リクルーターとして独立起業するメリットは、自由な働き方ができることにあります。自分のペースで案件を選び、時間や働く場所に縛られずに活動できるため、ワークライフバランスを重視したい人にも向いています。また、紹介成約ごとの成功報酬というビジネスモデルは、成果がそのまま収入に直結するため、実績を出せば年収1,000万円以上も夢ではありません。

また、リクルーターは仕入れや在庫が不要な知識や人脈で成立するビジネスであり、初期費用が少なく在庫リスクもありません。人材業界の知識や業界ごとのコネクションがあれば、それ自体が大きな資産となります。起業して法人化すれば節税効果も期待でき、事業としてのスケーラビリティもあるといったメリットがあります。

リクルーターとして独立起業するデメリット

一方で、リクルーターとして起業する最大のデメリットは、安定収入を得るまでに時間がかかることです。紹介業は、「企業との契約→求人獲得→求職者との面談→面接・内定→入社→入社後報酬発生」という長いプロセスを経て初めて報酬が発生します。そのため、一般的には最初の売上が入るまで3ヶ月〜半年以上かかることも普通にあります。

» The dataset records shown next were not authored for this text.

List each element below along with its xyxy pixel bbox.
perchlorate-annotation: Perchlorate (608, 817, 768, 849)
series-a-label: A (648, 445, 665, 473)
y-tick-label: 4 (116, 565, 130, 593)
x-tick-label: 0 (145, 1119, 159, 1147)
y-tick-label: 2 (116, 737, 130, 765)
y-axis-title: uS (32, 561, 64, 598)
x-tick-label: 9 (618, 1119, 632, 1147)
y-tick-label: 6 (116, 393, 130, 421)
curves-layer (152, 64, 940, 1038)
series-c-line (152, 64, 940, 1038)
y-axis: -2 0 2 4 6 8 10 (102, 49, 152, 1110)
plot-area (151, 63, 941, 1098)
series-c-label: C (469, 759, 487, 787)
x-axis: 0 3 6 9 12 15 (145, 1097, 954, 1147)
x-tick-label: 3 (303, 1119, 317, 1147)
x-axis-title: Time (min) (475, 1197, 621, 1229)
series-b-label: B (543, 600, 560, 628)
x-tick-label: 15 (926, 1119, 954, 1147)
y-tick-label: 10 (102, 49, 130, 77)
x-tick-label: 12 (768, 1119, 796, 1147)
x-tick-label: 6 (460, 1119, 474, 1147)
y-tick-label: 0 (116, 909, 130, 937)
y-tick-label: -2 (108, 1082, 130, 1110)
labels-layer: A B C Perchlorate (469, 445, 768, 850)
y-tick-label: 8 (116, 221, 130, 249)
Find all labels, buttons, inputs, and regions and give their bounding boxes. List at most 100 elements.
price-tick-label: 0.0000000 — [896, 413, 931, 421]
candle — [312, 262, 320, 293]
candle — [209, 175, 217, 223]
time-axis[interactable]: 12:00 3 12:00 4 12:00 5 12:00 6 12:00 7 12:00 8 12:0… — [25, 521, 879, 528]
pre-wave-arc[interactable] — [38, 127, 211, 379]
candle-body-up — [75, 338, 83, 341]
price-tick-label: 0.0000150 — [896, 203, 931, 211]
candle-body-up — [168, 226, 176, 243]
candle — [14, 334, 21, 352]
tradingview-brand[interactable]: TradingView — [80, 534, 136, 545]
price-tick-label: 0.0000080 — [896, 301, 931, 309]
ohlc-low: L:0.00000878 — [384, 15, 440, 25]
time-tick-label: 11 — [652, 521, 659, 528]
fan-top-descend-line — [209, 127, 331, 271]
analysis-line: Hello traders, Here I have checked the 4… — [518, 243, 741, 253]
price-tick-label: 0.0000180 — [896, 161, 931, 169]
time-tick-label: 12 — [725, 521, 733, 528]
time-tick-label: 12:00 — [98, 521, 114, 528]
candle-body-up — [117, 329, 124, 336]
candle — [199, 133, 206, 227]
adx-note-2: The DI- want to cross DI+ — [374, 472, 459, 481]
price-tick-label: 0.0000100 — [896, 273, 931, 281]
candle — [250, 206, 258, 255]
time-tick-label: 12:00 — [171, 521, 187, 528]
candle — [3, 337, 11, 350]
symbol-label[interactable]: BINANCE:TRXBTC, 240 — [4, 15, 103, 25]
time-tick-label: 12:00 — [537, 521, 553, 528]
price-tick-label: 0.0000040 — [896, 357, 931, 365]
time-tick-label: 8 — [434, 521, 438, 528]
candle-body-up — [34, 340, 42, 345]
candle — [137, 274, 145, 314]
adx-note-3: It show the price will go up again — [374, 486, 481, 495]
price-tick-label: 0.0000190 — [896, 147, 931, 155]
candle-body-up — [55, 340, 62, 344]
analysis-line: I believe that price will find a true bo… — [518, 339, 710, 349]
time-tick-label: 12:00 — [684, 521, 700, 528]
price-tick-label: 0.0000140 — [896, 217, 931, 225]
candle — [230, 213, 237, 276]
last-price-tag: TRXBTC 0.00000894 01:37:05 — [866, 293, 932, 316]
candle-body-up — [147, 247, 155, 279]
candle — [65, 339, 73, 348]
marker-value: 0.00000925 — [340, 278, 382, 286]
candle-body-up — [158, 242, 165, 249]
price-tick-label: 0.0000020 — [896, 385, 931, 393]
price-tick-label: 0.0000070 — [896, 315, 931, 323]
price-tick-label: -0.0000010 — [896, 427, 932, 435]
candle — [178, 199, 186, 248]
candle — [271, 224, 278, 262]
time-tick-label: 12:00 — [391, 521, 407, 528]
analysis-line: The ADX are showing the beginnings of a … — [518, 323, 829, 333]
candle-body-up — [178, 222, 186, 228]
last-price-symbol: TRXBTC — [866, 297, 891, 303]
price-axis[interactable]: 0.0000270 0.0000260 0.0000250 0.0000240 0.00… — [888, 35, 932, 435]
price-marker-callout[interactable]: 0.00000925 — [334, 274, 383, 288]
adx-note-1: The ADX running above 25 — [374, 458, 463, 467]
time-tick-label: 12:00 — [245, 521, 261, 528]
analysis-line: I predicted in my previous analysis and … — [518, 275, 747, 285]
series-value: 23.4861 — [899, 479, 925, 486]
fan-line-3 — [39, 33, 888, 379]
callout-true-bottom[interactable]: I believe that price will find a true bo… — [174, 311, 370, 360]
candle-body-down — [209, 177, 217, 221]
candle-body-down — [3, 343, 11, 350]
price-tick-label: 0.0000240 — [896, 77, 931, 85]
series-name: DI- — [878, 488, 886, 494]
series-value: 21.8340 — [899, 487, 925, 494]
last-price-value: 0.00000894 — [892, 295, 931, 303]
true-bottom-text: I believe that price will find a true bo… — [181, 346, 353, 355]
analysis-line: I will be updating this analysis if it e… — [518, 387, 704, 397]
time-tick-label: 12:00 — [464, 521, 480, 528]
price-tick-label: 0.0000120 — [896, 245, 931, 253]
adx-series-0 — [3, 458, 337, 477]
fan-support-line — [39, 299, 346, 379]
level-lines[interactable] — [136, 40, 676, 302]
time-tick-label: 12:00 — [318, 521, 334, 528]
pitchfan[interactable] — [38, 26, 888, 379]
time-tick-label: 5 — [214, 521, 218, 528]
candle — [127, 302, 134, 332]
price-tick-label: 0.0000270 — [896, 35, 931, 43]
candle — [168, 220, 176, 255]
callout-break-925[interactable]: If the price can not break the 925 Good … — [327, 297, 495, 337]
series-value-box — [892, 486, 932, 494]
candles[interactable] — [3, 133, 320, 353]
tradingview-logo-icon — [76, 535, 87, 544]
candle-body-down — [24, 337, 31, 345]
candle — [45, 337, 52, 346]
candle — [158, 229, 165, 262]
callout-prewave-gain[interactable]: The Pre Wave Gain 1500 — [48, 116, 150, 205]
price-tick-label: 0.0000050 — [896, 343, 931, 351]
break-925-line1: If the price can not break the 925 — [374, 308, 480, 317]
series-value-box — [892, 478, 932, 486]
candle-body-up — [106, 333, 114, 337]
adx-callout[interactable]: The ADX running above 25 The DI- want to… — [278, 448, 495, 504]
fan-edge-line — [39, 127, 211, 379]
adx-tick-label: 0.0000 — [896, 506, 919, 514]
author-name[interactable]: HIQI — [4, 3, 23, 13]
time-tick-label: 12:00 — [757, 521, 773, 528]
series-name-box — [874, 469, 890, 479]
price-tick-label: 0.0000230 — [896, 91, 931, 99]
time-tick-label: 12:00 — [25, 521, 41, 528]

また成果報酬型である以上、候補者が突然辞退したり、早期退職したりすると報酬が減額されたり、場合によっては返金させられるリスクもあります。営業からマッチング、交渉、フォローまでの一連の活動すべてを一人でこなさなければならなく、非常にタフなビジネスマインドと高い自己管理能力が求められます。生半可な気持ちで起業しても成功するのは難しいでしょう。

まとめ

リクルーターの仕事には、候補者のスカウトや面談、キャリア相談、企業への人材提案、条件交渉、採用後のフォローアップまでが含まれますが、「人を見て動かす」総合的なスキルが求められます。

人の可能性を見抜く目と人と企業をつなぐコミュニケーション力、そして双方に信頼される誠実さがあってこそ、リクルーターはその価値を発揮できるのです。よって、ビジネスとしても社会的意義としても、リクルーターは非常にやりがいのある職種だと言えるのではないでしょうか。